My late wife and I purchased a home together in 2002 and went on title together as joint tenants. We each have adult children from previous marriages. Sadly, my wife passed away unexpectedly about three months ago and I recently went to talk to an estate attorney about the steps to be taken to handle her estate administration. My step-son called me about a week ago and told me he was interested in selling my home since he was now a 50% owner. My lawyer did a quick title search and seems to believe that my step-son legitimately owns half of MY house now. Can this really be? Is there anything I can do to avoid losing half of my house? -Heartbroken Husband
Dear Heartbroken Husband:
It looks like your attorney could very well be correct, and there may be nothing you can do about it. A joint tenant can indeed sever the right of survivorship WITHOUT the consent of the other joint tenants. What’s even more difficult to believe is that the same is true for spouses who take title as “Community Property with Right of Survivorship“, where the right of survivorship may be terminated pursuant to the same procedures by which a joint tenancy may be severed and without any other special considerations. In order to sever the right of survivorship, a tenant must only record a new deed showing that his or her interest in the title is now held in a “Tenancy-in-Common” or as “Community Property”. With some very limited exceptions, as long as your late wife recorded a deed before she died, and as long as she left her interest by will or trust to your step-son, then your step-son is now the owner of half of your home.
As long as both tenants remain on title as joint tenants, the right of survivorship allows the surviving tenant to receive by operation of law the interest previously held by the now deceased tenant, even if the deceased tenant left his or her interest in the house to someone else by will or trust.

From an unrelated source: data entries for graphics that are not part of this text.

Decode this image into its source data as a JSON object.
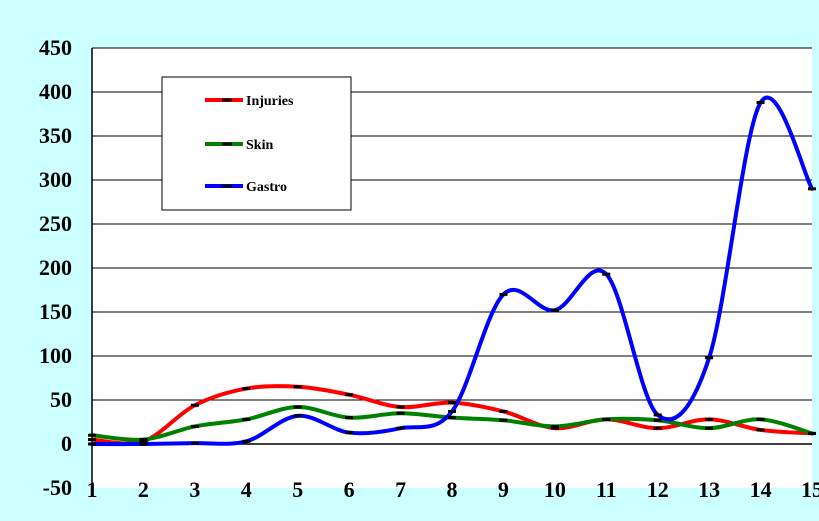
{
  "chart_data": {
    "type": "line",
    "title": "",
    "xlabel": "",
    "ylabel": "",
    "x": [
      1,
      2,
      3,
      4,
      5,
      6,
      7,
      8,
      9,
      10,
      11,
      12,
      13,
      14,
      15
    ],
    "ylim": [
      -50,
      450
    ],
    "yticks": [
      -50,
      0,
      50,
      100,
      150,
      200,
      250,
      300,
      350,
      400,
      450
    ],
    "grid": true,
    "legend": "top-left",
    "smooth": true,
    "background": "#ccffff",
    "plot_background": "#ffffff",
    "series": [
      {
        "name": "Injuries",
        "color": "#ff0000",
        "values": [
          5,
          3,
          44,
          63,
          65,
          56,
          42,
          47,
          37,
          18,
          28,
          18,
          28,
          16,
          12
        ]
      },
      {
        "name": "Skin",
        "color": "#008000",
        "values": [
          10,
          5,
          20,
          28,
          42,
          30,
          35,
          30,
          27,
          20,
          28,
          27,
          18,
          28,
          12
        ]
      },
      {
        "name": "Gastro",
        "color": "#0000ff",
        "values": [
          0,
          0,
          1,
          3,
          32,
          13,
          18,
          37,
          170,
          152,
          193,
          33,
          98,
          388,
          290
        ]
      }
    ]
  }
}
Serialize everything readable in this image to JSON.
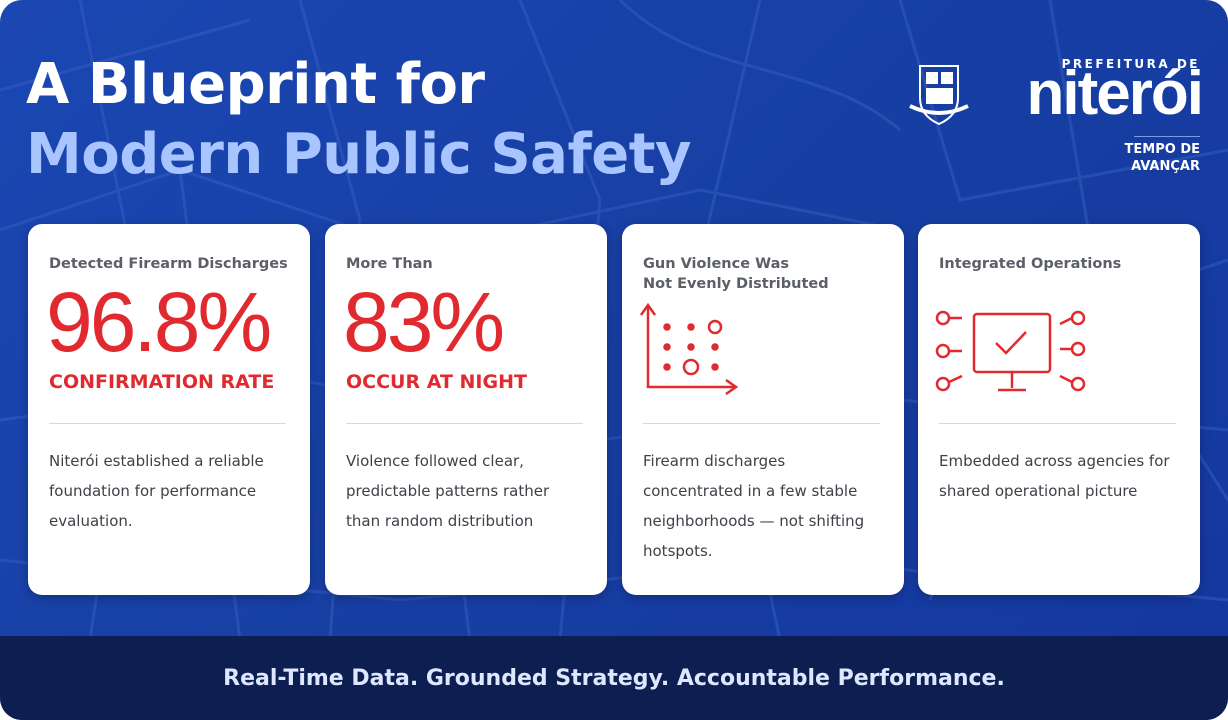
{
  "header": {
    "title_line1": "A Blueprint for",
    "title_line2": "Modern Public Safety"
  },
  "logo": {
    "prefix": "PREFEITURA DE",
    "name": "niterói",
    "slogan_line1": "TEMPO DE",
    "slogan_line2": "AVANÇAR"
  },
  "cards": [
    {
      "label": [
        "Detected Firearm Discharges"
      ],
      "stat": "96.8%",
      "stat_caption": "CONFIRMATION RATE",
      "body": [
        "Niterói established a reliable",
        "foundation for performance",
        "evaluation."
      ]
    },
    {
      "label": [
        "More Than"
      ],
      "stat": "83%",
      "stat_caption": "OCCUR AT NIGHT",
      "body": [
        "Violence followed clear,",
        "predictable patterns rather",
        "than random distribution"
      ]
    },
    {
      "label": [
        "Gun Violence Was",
        "Not Evenly Distributed"
      ],
      "body": [
        "Firearm discharges",
        "concentrated in a few stable",
        "neighborhoods — not shifting",
        "hotspots."
      ]
    },
    {
      "label": [
        "Integrated Operations"
      ],
      "body": [
        "Embedded across agencies for",
        "shared operational picture"
      ]
    }
  ],
  "footer": {
    "tagline": "Real-Time Data. Grounded Strategy. Accountable Performance."
  }
}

However, after one joint tenant severs the right of survivorship, the severing joint tenant will have the legal ability to leave his or her interest in that property to whomever he or she chooses, i.e. his or her children, the neighbor, the President, etc.

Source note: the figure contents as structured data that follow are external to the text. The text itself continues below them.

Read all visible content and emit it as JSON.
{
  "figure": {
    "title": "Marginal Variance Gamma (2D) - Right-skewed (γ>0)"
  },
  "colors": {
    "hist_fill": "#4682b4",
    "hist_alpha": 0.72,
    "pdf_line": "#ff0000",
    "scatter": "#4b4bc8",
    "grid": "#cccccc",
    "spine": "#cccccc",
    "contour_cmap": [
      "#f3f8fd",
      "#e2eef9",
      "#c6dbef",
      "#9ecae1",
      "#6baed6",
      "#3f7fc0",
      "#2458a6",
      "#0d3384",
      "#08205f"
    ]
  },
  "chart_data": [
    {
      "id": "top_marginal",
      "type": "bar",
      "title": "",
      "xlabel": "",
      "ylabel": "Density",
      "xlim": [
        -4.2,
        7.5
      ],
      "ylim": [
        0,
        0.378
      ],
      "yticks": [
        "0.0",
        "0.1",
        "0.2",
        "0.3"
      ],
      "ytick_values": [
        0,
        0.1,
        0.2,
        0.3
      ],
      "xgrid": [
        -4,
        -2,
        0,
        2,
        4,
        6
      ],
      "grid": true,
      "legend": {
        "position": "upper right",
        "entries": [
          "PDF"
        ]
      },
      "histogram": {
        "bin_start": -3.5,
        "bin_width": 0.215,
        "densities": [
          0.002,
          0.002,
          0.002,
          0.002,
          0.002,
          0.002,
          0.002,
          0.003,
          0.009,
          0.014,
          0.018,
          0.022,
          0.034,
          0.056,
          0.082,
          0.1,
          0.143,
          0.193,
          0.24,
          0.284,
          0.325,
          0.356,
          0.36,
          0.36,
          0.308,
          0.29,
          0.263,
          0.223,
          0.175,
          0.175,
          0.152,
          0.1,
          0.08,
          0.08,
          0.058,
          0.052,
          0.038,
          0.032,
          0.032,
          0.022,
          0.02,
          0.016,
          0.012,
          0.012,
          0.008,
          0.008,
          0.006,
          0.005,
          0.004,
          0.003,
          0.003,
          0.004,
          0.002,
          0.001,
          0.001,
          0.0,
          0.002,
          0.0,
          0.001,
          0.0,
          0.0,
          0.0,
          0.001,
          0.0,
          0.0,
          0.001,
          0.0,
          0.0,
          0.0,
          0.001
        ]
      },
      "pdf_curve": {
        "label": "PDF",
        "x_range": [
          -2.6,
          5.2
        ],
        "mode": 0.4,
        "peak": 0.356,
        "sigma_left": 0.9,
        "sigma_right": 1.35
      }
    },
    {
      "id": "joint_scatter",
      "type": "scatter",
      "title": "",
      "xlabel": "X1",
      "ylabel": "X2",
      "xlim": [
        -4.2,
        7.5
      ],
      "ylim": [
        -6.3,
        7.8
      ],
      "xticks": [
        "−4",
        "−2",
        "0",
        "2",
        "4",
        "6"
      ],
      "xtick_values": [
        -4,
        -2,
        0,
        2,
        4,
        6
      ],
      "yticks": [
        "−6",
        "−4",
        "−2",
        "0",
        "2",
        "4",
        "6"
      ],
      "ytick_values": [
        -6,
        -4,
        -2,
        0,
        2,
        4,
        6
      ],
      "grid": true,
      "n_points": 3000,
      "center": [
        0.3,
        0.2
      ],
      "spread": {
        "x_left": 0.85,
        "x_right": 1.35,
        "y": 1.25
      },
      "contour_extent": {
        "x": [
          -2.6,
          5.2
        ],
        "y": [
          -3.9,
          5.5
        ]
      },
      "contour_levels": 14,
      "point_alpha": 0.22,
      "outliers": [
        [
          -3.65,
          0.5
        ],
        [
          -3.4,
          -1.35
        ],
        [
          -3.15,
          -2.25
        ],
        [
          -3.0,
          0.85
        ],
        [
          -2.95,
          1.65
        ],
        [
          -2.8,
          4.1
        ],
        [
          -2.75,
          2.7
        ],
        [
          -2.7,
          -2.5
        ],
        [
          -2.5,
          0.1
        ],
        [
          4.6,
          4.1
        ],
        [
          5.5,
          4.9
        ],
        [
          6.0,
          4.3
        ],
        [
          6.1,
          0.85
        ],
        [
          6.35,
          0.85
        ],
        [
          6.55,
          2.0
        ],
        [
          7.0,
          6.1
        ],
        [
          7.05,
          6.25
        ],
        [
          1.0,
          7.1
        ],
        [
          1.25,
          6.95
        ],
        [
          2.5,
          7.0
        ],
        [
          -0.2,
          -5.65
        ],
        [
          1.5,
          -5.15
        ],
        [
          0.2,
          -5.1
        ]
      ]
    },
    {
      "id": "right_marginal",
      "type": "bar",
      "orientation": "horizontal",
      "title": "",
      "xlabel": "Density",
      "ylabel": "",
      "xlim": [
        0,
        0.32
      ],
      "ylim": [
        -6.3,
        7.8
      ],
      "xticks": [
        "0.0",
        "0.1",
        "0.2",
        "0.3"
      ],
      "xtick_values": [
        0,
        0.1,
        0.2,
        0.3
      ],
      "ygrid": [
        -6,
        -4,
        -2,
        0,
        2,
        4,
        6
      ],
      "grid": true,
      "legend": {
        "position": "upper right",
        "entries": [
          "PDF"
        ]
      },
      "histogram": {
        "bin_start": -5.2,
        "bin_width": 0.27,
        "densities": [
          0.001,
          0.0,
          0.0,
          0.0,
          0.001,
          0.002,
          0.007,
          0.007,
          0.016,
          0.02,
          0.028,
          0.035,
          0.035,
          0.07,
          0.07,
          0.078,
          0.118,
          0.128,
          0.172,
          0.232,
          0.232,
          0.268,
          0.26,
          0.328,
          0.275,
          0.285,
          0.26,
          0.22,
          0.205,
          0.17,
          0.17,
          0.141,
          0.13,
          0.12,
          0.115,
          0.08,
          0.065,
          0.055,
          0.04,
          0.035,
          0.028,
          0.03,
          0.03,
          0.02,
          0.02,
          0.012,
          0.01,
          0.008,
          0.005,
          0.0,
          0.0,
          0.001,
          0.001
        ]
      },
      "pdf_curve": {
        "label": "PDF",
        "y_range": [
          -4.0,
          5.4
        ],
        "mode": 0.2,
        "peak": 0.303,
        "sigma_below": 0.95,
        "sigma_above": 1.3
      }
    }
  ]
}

Joint tenants can take a proactive step in order to avoid this retirement-busting outcome by signing and recording a Joint Tenancy Agreement (or Community Property with Right of Survivorship Agreement), in which all the tenants agree that no tenant can sever the right of survivorship without the prior written consent of all the other tenants. In fact, the Civil Code states clearly that no severance of the right of survivorship can take place contrary to the terms of a prior written agreement between the tenants.